I suppose a better title would be “I’ve Completed My Job”.  It looks like baby M will be going home to her Daddy tomorrow.  

As we finished up our foster license Kirk always prayed that God would give us a placement that we’d be able to carry through to the end and reunification with the child’s family.  I secretly, and selfishly, wanted a placement that we’d get to keep.  Well God more than graciously answered Kirk’s selfless prayer over my selfish one.  But in the process He has changed my heart again.  I have spent a little over a month getting to know baby M’s mom and dad.  Mom’s got some things to work on and she’s throwing herself into it believing God has given her another chance to be a mommy.  We pray for her that God would bring healing to her body.  Baby M’s dad hasn’t had a newborn in a long time and is going to be learning a lot in the process.  But I love that I’ve had the privilege of watching him snuggle with her and answering his questions about napping and formula and car seats.  He’s going to make a great daddy.  We are hopeful that we will remain in some sort of contact with baby M and her family as they adjust and will get to be a support to them. 

God is a good God!  Baby M’s dad is constantly thanking us for what we are doing but I feel like it has been such a gift from God to get to do this.  

baby M's blanket

baby M’s blanket

On to the next adventure! …in the meantime we have a new hen laying eggs (5 eggs today) and I’ve started planting the garden.

Finally…a Job

After what feels like three years of waiting and sanctification God has finally given me a job. A week ago we picked up “baby M”. We don’t know how long she’ll be with us. There’s a pretty good chance she’ll get to go live with her Daddy soon and we’re very happy for that option. It feels so good to finally feel like we have a direction to our wandering path.
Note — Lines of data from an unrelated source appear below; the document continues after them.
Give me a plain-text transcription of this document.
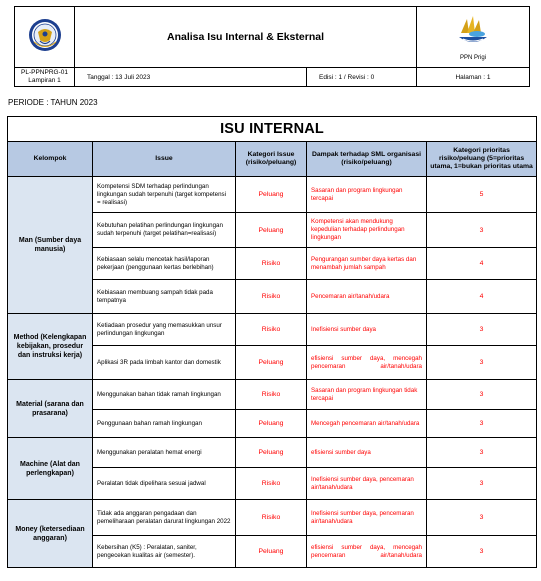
	Analisa Isu Internal & Eksternal		PPN Prigi

PL-PPNPRG-01
Lampiran 1	Tanggal : 13 Juli 2023	Edisi : 1 / Revisi : 0	Halaman : 1
PERIODE : TAHUN 2023
ISU INTERNAL				
Kelompok	Issue	Kategori Issue (risiko/peluang)	Dampak terhadap SML organisasi (risiko/peluang)	Kategori prioritas risiko/peluang (5=prioritas utama, 1=bukan prioritas utama
Man (Sumber daya manusia)	Kompetensi SDM terhadap perlindungan lingkungan sudah terpenuhi (target kompetensi = realisasi)	Peluang	Sasaran dan program lingkungan tercapai	5
	Kebutuhan pelatihan perlindungan lingkungan sudah terpenuhi (target pelatihan=realisasi)	Peluang	Kompetensi akan mendukung kepedulian terhadap perlindungan lingkungan	3
	Kebiasaan selalu mencetak hasil/laporan pekerjaan (penggunaan kertas berlebihan)	Risiko	Pengurangan sumber daya kertas dan menambah jumlah sampah	4
	Kebiasaan membuang sampah tidak pada tempatnya	Risiko	Pencemaran air/tanah/udara	4
Method (Kelengkapan kebijakan, prosedur dan instruksi kerja)	Ketiadaan prosedur yang memasukkan unsur perlindungan lingkungan	Risiko	Inefisiensi sumber daya	3
	Aplikasi 3R pada limbah kantor dan domestik	Peluang	efisiensi sumber daya, mencegah pencemaran air/tanah/udara	3
Material (sarana dan prasarana)	Menggunakan bahan tidak ramah lingkungan	Risiko	Sasaran dan program lingkungan tidak tercapai	3
	Penggunaan bahan ramah lingkungan	Peluang	Mencegah pencemaran air/tanah/udara	3
Machine (Alat dan perlengkapan)	Menggunakan peralatan hemat energi	Peluang	efisiensi sumber daya	3
	Peralatan tidak dipelihara sesuai jadwal	Risiko	Inefisiensi sumber daya, pencemaran air/tanah/udara	3
Money (ketersediaan anggaran)	Tidak ada anggaran pengadaan dan pemeliharaan peralatan darurat lingkungan 2022	Risiko	Inefisiensi sumber daya, pencemaran air/tanah/udara	3
	Kebersihan (K5) : Peralatan, saniter, pengecekan kualitas air (semester).	Peluang	efisiensi sumber daya, mencegah pencemaran air/tanah/udara	3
We believe that God has called us into fostering and pruned our hearts and attitudes a bit over the last three years to make us a bit more capable of this job. We’ve been excited about serving in this way and now are praying that He would give us the skills needed. Skills to love unconditionally, a child not born to us; bio parents who are in enough crisis to have their child taken away. Skills to balance doctor appointments, WIC appointments, home visits, visits with bio parents, court dates…along with regular life and two other children and a spouse.

God has made my heart full.
"baby M"

Healing through Creating

We spent the summer healing from the grief of not getting to adopt.  We spent the summer building and creating, together as a family.  We set out to build a chicken coop, we sawed and hammered and drilled.  Together as a family we accomplished what we set out to do.  It felt so good, in our journey of growing our family which at that point was seeming so unproductive it was exhilarating to accomplish a task successfully.
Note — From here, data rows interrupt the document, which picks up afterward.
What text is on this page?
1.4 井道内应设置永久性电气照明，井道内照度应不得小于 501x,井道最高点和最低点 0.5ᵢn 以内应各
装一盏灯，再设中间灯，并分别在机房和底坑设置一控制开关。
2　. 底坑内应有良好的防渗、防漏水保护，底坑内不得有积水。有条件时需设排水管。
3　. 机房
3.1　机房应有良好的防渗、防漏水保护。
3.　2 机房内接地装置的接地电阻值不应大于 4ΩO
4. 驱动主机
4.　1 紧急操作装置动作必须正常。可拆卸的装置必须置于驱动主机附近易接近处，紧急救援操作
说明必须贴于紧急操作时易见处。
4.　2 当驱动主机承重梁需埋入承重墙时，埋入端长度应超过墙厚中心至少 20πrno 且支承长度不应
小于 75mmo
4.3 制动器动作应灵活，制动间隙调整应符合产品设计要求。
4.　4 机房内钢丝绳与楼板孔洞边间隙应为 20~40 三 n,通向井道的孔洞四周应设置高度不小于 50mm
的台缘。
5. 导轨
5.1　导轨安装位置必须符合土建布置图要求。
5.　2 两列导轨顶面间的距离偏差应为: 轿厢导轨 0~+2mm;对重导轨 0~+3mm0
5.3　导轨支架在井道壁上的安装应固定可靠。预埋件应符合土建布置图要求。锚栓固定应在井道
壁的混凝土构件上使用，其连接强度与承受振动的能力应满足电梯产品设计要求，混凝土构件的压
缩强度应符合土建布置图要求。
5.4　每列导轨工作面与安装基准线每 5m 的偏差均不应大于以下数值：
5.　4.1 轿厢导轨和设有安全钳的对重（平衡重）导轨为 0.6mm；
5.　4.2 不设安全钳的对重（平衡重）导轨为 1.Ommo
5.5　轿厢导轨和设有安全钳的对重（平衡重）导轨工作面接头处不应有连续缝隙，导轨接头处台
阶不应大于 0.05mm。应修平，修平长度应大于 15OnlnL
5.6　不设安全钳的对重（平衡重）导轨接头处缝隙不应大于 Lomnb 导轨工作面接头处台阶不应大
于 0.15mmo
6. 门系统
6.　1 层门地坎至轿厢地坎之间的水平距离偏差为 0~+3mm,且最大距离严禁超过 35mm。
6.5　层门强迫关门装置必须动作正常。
Now months have passed and the chickens have grown, one has started laying eggs, two began cock-a-doodle-dooing and are relocated.  The kids have gone back to school.  Fall is over and winter is on it’s last leg.  The grieving is still in my heart.  I am thrilled that Simeon is getting to grow up with his mommy.  But my mommy heart is still aching to be filled.  I ask God, “What is Your will for me?” “When will You see fit to use me?” “When will I get to be a mommy to another precious one?”  
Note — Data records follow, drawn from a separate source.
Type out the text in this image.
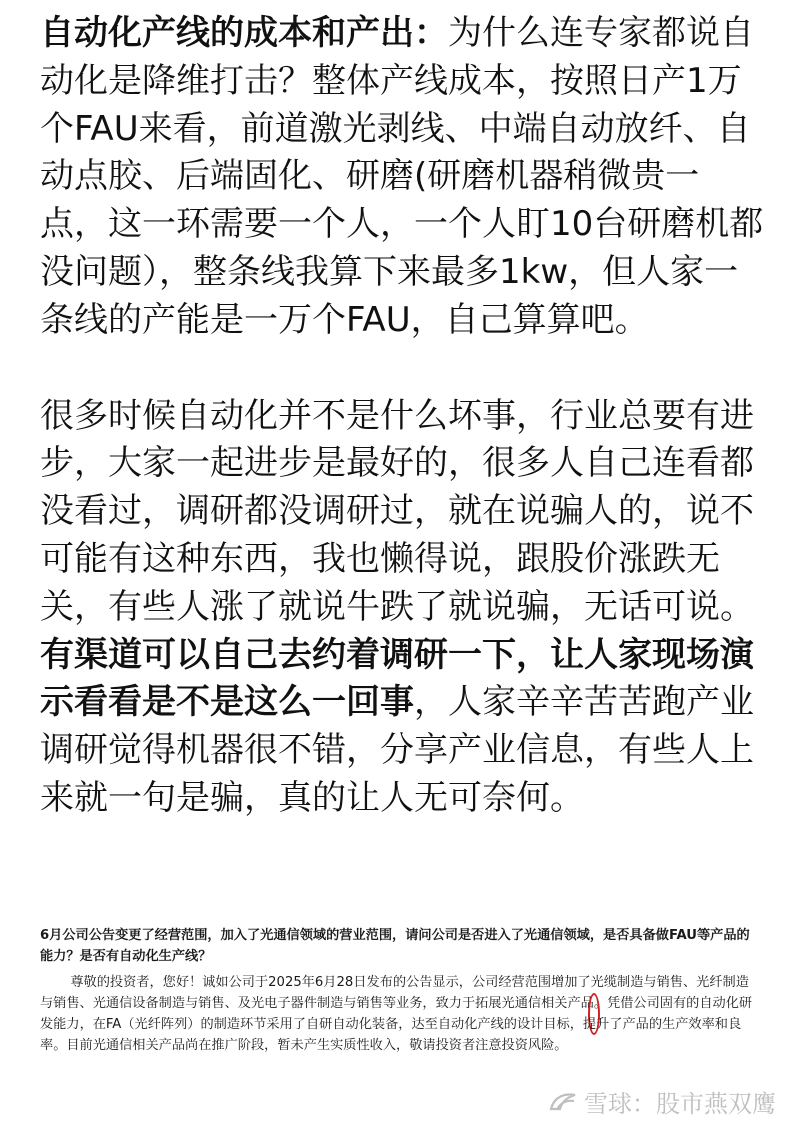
自动化产线的成本和产出：为什么连专家都说自动化是降维打击？整体产线成本，按照日产1万个FAU来看，前道激光剥线、中端自动放纤、自动点胶、后端固化、研磨(研磨机器稍微贵一点，这一环需要一个人，一个人盯10台研磨机都没问题），整条线我算下来最多1kw，但人家一条线的产能是一万个FAU，自己算算吧。

很多时候自动化并不是什么坏事，行业总要有进步，大家一起进步是最好的，很多人自己连看都没看过，调研都没调研过，就在说骗人的，说不可能有这种东西，我也懒得说，跟股价涨跌无关，有些人涨了就说牛跌了就说骗，无话可说。

有渠道可以自己去约着调研一下，让人家现场演示看看是不是这么一回事，人家辛辛苦苦跑产业调研觉得机器很不错，分享产业信息，有些人上来就一句是骗，真的让人无可奈何。

6月公司公告变更了经营范围，加入了光通信领域的营业范围，请问公司是否进入了光通信领域，是否具备做FAU等产品的能力？是否有自动化生产线？

尊敬的投资者，您好！诚如公司于2025年6月28日发布的公告显示，公司经营范围增加了光缆制造与销售、光纤制造与销售、光通信设备制造与销售、及光电子器件制造与销售等业务，致力于拓展光通信相关产品。凭借公司固有的自动化研发能力
，在FA（光纤阵列）的制造环节采用了自研自动化装备，达至自动化产线的设计目标，提升了产品的生产效率和良率
。目前光通信相关产品尚在推广阶段，暂未产生实质性收入，敬请投资者注意投资风险。

雪球：股市燕双鹰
God is a gentle and loving Father and has been gracious to show me that He is answering my prayers, the deeper longings of my heart to become more like Jesus.

He has broken my heart.  My heart breaks for the mother who is unable to parent her child. I weep for the mommy who writes me to say she’s considering giving away her child because she can’t provide for him.  My prayer changes from, “God give me another child” to “God provide for this family so that they can keep their baby.”  God has moved our hearts from wanting a child for our own to wanting to foster kids with the hope of helping heal families.

God has helped me to be useful in this time of waiting.  I get to bake, take Derby on long walks, have tea with friends, babysit, sub at the kids’ school.  I get to run errands by myself, learn to play the piano, and fill out paperwork for our foster license.  

Time goes on, God works at making my heart more in line with Jesus’.  I pray for kids we hear about.  I pray for God to give me patience.  I pray for God to use me and my gifts in some way each day.  And we wait.  

Psalm 13:5-6  “But I trust in your unfailing love; my heart rejoices in your salvation. I will sing to the LORD, for he has been good to me.”